The feminist space in Australia is a fairly big space and it has always been characterised by diversity. In the sphere of women in their work diversity is not a cultural battleground in which some people win and some people lose. Feminism has not only taught us about power but it has also taught us about difference. It has also taught us about respect and working with diversity, and I believe that women have always been much better at that space than men.

Muslim women and non Muslim women, in Australia anyway, are not opposites and we desperately need to escape this simplicity. Our gender gives us all the burden and the benefit of one heritage, and irrespective of our religious affiliation or non religious affiliations or when we came to this country, our common heritage binds us to a common cause and that is the cause for women and a cause that I’m very proud to be fighting for.

There is a need to support Muslim women no doubt, sometimes in a very practical way, but sometimes in also bringing Muslim women into a conversation about empowerment and rights and what those things mean for them. Sometimes empowerment is a consequence of our work and we never have that discussion with women. Sometimes giving women a home to live in, an income to finance their life is enough. But other times it is actually important to have that conversation. And there are times in which empowerment and the basic human rights of women have to be at the centre of the exchange with women. And just as we enter that exchange with responsibility, with care and with sound ethics, so too women need to take responsibility of at least recognising their basic human rights, and in all my years of working with Muslim women I have never seen them back away from this invitation. And while I have seen Muslim women bide for time, I have never seen a Muslim woman retreat from that basic question of rights.

The continual rumination on the vulnerability and oppression of women is not helpful any more and I think that in some ways we’re a bit stuck on it. I don’t want to be nonchalant about it, but the reality is okay, so we know Muslim women do face significant forms of oppression and vulnerability. Surely now the point is to fix it. We understand structural inequities, we know how men have exploited Islam to benefit them, we know Muslim women see integration and participation in Australian society as a basic right – not as an unpalatable obligation, and we understand the barriers that they face for successful integration. Most importantly we actually know quite a lot about what to do about these issues and we need to get our head down and do the work as the women before us have always done.

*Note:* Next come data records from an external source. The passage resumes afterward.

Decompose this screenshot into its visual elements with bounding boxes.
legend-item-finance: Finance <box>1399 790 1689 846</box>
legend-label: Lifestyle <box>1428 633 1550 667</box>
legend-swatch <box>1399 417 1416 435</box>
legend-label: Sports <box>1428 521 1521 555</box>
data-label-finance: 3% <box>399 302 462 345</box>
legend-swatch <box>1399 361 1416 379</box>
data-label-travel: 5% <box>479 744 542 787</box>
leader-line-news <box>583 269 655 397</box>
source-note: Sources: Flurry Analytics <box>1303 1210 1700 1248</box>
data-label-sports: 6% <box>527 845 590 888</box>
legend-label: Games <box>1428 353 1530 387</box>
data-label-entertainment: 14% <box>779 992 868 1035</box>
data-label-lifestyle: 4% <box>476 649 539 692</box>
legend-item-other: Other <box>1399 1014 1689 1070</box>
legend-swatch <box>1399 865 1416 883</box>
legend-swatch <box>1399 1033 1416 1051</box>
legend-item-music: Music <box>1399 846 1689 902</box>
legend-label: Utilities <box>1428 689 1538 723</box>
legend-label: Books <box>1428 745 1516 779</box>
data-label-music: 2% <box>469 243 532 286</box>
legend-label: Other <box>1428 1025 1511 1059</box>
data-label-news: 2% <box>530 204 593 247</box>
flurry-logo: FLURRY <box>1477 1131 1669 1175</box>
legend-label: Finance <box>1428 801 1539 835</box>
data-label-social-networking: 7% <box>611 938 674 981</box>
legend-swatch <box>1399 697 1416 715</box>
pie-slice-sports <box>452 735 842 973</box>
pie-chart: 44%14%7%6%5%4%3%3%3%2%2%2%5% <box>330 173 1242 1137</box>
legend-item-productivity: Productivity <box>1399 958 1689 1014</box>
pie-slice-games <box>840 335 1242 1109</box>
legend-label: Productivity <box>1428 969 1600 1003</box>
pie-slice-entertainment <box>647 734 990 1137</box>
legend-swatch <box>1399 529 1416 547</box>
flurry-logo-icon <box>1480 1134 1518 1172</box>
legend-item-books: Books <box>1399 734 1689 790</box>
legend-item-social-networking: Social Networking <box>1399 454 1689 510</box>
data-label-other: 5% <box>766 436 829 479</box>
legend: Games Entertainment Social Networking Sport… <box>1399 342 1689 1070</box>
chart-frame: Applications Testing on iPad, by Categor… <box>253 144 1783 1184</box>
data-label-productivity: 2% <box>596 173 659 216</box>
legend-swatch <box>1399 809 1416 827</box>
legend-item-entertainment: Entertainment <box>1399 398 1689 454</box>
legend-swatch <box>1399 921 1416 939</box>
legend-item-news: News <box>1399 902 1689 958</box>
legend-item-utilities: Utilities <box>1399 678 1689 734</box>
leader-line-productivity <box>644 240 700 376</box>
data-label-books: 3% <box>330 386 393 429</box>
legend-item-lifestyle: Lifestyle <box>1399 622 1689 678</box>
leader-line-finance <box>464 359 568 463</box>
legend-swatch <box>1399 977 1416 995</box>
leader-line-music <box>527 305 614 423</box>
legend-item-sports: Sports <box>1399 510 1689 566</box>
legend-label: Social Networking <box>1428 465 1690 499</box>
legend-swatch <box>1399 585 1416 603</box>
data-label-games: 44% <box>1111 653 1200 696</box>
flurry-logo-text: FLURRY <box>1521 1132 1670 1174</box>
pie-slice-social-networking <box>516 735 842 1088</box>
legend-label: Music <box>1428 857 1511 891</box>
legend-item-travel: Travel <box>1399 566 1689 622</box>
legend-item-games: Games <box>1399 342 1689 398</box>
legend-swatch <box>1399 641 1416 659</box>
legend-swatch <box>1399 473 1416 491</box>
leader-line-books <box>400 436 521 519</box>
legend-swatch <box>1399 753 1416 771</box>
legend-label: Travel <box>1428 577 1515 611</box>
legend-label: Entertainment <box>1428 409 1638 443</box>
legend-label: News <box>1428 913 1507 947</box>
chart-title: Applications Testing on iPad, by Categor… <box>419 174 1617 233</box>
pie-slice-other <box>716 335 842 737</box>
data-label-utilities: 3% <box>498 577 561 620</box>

As an organisation of Muslim women we are driven by the belief that purposeful and meaningful power, enacted for the collective good, is the domain of women. It is the form of leadership that they are interested in. I know that there are exceptions to this of course, but it is … meaningful leadership that contributes to everybody is a form of leadership that I think belongs mostly to women.

The collective good describes both the process by which women have exercised leadership and the desired outcome of their leadership. This capacity is actually an invaluable resource which we must use more often. It not only benefits Australia as a whole but also the individual woman who has given her basic right to engage in a conscious, reflective, humane manner for everybody.

We owe Muslim women their inclusion as much as they owe us their participation. Thank you.